Tous les comparatifs de VPS de ce site l'indiquent : « un seul /128 IPv6 par défaut », « /64 IPv6 », « pas d'IPv6 sur l'offre de base ». Cela se lit comme un détail de fiche technique. Pour un serveur WireGuard auto-hébergé, ça n'en est pas un : cela décide si vos pairs peuvent avoir IPv6 du tout.
WireGuard se moque de la pile que vous utilisez
Commençons par le plus simple. La documentation de WireGuard est explicite : « Any combination of IPv4 and IPv6 can be used, for any of the fields. » - n'importe quelle combinaison d'IPv4 et d'IPv6 peut être employée, pour n'importe lequel des champs.

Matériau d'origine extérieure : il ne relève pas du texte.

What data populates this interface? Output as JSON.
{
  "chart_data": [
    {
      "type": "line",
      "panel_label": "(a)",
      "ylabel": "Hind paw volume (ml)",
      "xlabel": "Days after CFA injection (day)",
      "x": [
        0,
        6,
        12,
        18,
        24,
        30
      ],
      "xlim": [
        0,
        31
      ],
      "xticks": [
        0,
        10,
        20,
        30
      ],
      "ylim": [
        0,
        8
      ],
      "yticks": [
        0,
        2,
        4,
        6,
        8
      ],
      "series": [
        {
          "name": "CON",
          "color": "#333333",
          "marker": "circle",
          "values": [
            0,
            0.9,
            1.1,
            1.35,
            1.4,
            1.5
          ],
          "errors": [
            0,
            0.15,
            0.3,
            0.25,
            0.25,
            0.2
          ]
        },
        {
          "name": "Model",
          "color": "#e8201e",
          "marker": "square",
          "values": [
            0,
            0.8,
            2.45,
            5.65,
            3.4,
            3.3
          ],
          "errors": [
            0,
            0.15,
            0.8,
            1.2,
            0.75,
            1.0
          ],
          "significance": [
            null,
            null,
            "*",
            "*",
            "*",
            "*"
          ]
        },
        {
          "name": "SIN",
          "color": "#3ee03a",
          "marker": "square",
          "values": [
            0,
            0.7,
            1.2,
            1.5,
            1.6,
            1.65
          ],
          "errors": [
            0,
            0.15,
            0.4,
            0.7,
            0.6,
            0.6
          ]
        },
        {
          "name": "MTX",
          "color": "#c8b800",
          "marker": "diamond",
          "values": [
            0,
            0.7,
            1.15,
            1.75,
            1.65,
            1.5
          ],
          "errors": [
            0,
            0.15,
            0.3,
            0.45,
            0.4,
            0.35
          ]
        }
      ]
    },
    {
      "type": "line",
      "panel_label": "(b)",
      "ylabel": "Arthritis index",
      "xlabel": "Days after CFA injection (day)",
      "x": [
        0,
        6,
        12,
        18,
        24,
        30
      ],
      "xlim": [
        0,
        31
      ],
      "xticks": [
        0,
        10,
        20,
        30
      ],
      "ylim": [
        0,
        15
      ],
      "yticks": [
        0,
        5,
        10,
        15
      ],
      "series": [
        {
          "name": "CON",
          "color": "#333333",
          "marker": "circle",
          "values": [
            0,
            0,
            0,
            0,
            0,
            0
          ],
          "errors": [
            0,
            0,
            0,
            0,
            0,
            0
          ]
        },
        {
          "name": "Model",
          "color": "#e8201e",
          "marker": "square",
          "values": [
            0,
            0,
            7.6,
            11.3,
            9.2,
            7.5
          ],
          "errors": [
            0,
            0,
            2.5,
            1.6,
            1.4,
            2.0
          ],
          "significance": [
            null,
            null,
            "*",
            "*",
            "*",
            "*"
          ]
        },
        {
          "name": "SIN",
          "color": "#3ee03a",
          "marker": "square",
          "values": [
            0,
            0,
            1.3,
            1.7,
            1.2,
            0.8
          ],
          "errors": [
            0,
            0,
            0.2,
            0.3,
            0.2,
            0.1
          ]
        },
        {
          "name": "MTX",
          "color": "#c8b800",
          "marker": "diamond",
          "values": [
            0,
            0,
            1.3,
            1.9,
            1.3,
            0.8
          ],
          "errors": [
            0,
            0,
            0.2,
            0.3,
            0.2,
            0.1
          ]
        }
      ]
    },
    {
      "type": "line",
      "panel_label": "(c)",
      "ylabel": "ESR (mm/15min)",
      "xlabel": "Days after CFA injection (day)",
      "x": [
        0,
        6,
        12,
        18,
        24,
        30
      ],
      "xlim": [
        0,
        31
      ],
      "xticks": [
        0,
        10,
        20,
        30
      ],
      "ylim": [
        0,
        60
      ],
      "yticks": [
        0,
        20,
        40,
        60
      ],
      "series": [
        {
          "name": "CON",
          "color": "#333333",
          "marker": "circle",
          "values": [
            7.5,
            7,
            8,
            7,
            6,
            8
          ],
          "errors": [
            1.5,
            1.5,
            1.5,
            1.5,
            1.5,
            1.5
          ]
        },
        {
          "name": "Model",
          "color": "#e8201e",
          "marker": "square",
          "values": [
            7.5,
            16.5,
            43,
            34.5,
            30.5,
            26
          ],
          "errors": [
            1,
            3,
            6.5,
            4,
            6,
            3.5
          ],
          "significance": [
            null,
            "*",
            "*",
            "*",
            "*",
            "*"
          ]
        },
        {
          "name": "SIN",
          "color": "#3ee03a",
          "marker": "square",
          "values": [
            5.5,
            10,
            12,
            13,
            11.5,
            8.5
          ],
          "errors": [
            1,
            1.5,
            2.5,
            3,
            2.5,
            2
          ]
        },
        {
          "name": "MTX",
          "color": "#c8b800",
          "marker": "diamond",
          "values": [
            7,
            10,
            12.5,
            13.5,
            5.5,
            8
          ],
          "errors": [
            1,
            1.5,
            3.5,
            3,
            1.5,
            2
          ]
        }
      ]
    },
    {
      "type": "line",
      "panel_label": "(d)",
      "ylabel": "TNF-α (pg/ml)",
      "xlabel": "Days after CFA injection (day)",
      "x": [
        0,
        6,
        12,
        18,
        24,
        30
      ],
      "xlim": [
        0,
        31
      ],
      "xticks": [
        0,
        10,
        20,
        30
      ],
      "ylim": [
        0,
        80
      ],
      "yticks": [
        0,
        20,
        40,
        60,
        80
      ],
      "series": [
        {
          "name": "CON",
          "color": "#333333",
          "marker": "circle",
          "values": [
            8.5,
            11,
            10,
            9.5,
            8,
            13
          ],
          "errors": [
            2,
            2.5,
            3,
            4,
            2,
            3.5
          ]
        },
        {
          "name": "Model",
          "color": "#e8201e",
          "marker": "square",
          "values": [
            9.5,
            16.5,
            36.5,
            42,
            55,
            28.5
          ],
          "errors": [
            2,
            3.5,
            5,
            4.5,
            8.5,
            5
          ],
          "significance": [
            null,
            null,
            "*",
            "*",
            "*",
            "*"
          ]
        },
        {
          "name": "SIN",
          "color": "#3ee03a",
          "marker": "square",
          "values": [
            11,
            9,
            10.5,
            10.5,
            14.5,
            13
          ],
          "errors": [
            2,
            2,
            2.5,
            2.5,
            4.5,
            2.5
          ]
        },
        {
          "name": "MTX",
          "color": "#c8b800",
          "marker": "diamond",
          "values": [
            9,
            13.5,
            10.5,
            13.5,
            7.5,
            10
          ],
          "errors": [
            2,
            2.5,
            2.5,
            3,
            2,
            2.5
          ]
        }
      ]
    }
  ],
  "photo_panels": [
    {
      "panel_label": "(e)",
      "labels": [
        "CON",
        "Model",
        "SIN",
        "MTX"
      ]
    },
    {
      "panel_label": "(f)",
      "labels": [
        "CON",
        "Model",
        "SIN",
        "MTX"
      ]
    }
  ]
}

L'endpoint peut être en IPv4 pendant que le tunnel transporte de l'IPv6, ou l'inverse. Il n'y a pas de mode IPv6 séparé à activer ni de second démon à lancer. Un tunnel double pile, ce sont simplement deux adresses sur la même interface.

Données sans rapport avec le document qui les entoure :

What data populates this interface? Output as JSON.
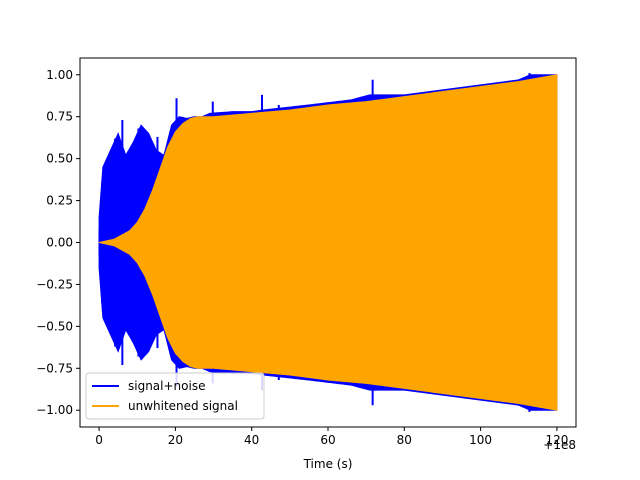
{
  "chart_data": {
    "type": "line",
    "title": "",
    "xlabel": "Time (s)",
    "ylabel": "",
    "x_offset_label": "+1e8",
    "xlim": [
      -5,
      125
    ],
    "ylim": [
      -1.1,
      1.1
    ],
    "xticks": [
      0,
      20,
      40,
      60,
      80,
      100,
      120
    ],
    "xtick_labels": [
      "0",
      "20",
      "40",
      "60",
      "80",
      "100",
      "120"
    ],
    "yticks": [
      -1.0,
      -0.75,
      -0.5,
      -0.25,
      0.0,
      0.25,
      0.5,
      0.75,
      1.0
    ],
    "ytick_labels": [
      "−1.00",
      "−0.75",
      "−0.50",
      "−0.25",
      "0.00",
      "0.25",
      "0.50",
      "0.75",
      "1.00"
    ],
    "grid": false,
    "legend_position": "lower-left",
    "series": [
      {
        "name": "signal+noise",
        "color": "#0000ff",
        "envelope": {
          "x": [
            0,
            1,
            3,
            5,
            7,
            9,
            11,
            13,
            15,
            17,
            19,
            21,
            23,
            25,
            27,
            29,
            35,
            40,
            43,
            47,
            55,
            66,
            71,
            80,
            90,
            100,
            110,
            113,
            120
          ],
          "y": [
            0.15,
            0.45,
            0.55,
            0.65,
            0.52,
            0.6,
            0.7,
            0.65,
            0.55,
            0.52,
            0.7,
            0.75,
            0.74,
            0.75,
            0.75,
            0.77,
            0.78,
            0.78,
            0.79,
            0.8,
            0.82,
            0.85,
            0.88,
            0.88,
            0.91,
            0.94,
            0.97,
            1.0,
            1.0
          ]
        },
        "spikes": [
          {
            "x": 4.2,
            "y": 0.62
          },
          {
            "x": 6.1,
            "y": 0.73
          },
          {
            "x": 9.4,
            "y": 0.55
          },
          {
            "x": 10.3,
            "y": 0.68
          },
          {
            "x": 12.7,
            "y": 0.62
          },
          {
            "x": 15.3,
            "y": 0.63
          },
          {
            "x": 20.3,
            "y": 0.86
          },
          {
            "x": 29.8,
            "y": 0.84
          },
          {
            "x": 42.7,
            "y": 0.88
          },
          {
            "x": 47.1,
            "y": 0.82
          },
          {
            "x": 66.3,
            "y": 0.85
          },
          {
            "x": 71.7,
            "y": 0.97
          },
          {
            "x": 112.8,
            "y": 1.01
          }
        ]
      },
      {
        "name": "unwhitened signal",
        "color": "#ffa500",
        "envelope": {
          "x": [
            0,
            4,
            8,
            10,
            12,
            14,
            16,
            18,
            20,
            22,
            24,
            26,
            28,
            30,
            40,
            50,
            60,
            70,
            80,
            90,
            100,
            110,
            120
          ],
          "y": [
            0.0,
            0.02,
            0.07,
            0.12,
            0.2,
            0.31,
            0.44,
            0.57,
            0.66,
            0.71,
            0.74,
            0.75,
            0.75,
            0.75,
            0.77,
            0.79,
            0.82,
            0.84,
            0.87,
            0.9,
            0.93,
            0.96,
            1.0
          ]
        }
      }
    ]
  }
}
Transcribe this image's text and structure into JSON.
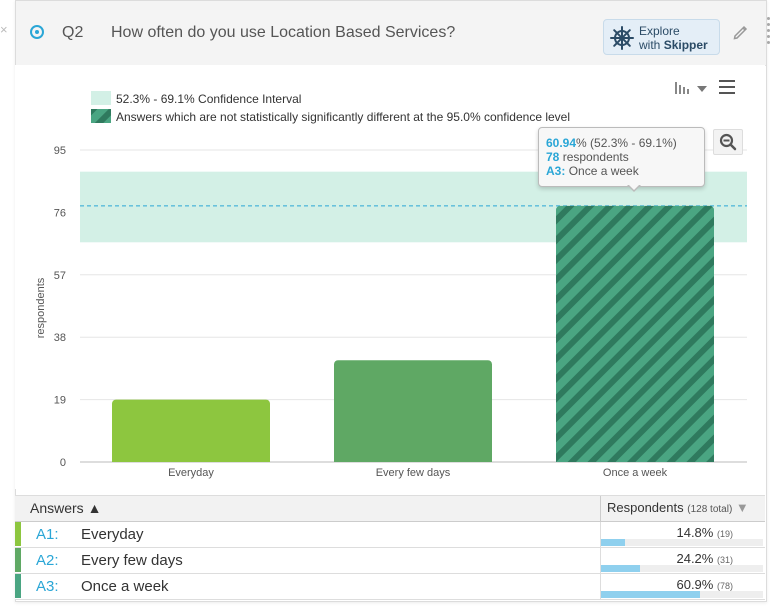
{
  "question": {
    "number": "Q2",
    "text": "How often do you use Location Based Services?"
  },
  "skipper": {
    "line1": "Explore",
    "line2_prefix": "with",
    "line2_brand": "Skipper"
  },
  "icons": {
    "radio": "radio-selected-icon",
    "skipper": "ship-wheel-icon",
    "edit": "pencil-icon",
    "chart_type": "bar-chart-icon",
    "menu": "hamburger-menu-icon",
    "zoom": "zoom-out-icon"
  },
  "colors": {
    "accent": "#2aa6d6",
    "bar_a1": "#8dc63f",
    "bar_a2": "#5fa864",
    "bar_a3": "#4aa582",
    "confidence_band": "#d3f0e6"
  },
  "legend": {
    "confidence": "52.3% - 69.1% Confidence Interval",
    "not_significant": "Answers which are not statistically significantly different at the 95.0% confidence level"
  },
  "tooltip": {
    "pct": "60.94",
    "range": "% (52.3% - 69.1%)",
    "count": "78",
    "count_label": "respondents",
    "code": "A3:",
    "answer": "Once a week"
  },
  "chart_data": {
    "type": "bar",
    "categories": [
      "Everyday",
      "Every few days",
      "Once a week"
    ],
    "values": [
      19,
      31,
      78
    ],
    "ylabel": "respondents",
    "yticks": [
      "0",
      "19",
      "38",
      "57",
      "76",
      "95"
    ],
    "ylim": [
      0,
      95
    ],
    "confidence_band": [
      66.9,
      88.4
    ],
    "reference_line": 78,
    "hatched_category": "Once a week",
    "grid": true
  },
  "table": {
    "col_answers": "Answers",
    "col_respondents": "Respondents",
    "total_label": "(128 total)",
    "rows": [
      {
        "code": "A1:",
        "label": "Everyday",
        "pct": "14.8%",
        "count": "(19)",
        "fraction": 0.148
      },
      {
        "code": "A2:",
        "label": "Every few days",
        "pct": "24.2%",
        "count": "(31)",
        "fraction": 0.242
      },
      {
        "code": "A3:",
        "label": "Once a week",
        "pct": "60.9%",
        "count": "(78)",
        "fraction": 0.609
      }
    ]
  }
}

Ce que /64 et /128 signifient concrètement
C'est ici que la fiche technique de l'hébergeur commence à compter.
Un /128, c'est une seule adresse. C'est l'IPv6 propre de votre serveur, rien de plus. Vous pouvez donner une connectivité IPv6 au serveur, mais il ne vous reste aucune adresse à distribuer : vos pairs ne peuvent pas en avoir chacun une.
Un /64, c'est un bloc. C'est la taille d'allocation standard pour un segment de réseau, et elle vous laisse libre d'attribuer une adresse à chaque pair depuis l'intérieur.
Un hébergeur qui annonce « IPv6 inclus » avec un seul /128 dit donc la vérité sans pour autant fournir ce dont un serveur VPN a besoin. C'est la ligne à relire deux fois dans un tableau comparatif, y compris le nôtre.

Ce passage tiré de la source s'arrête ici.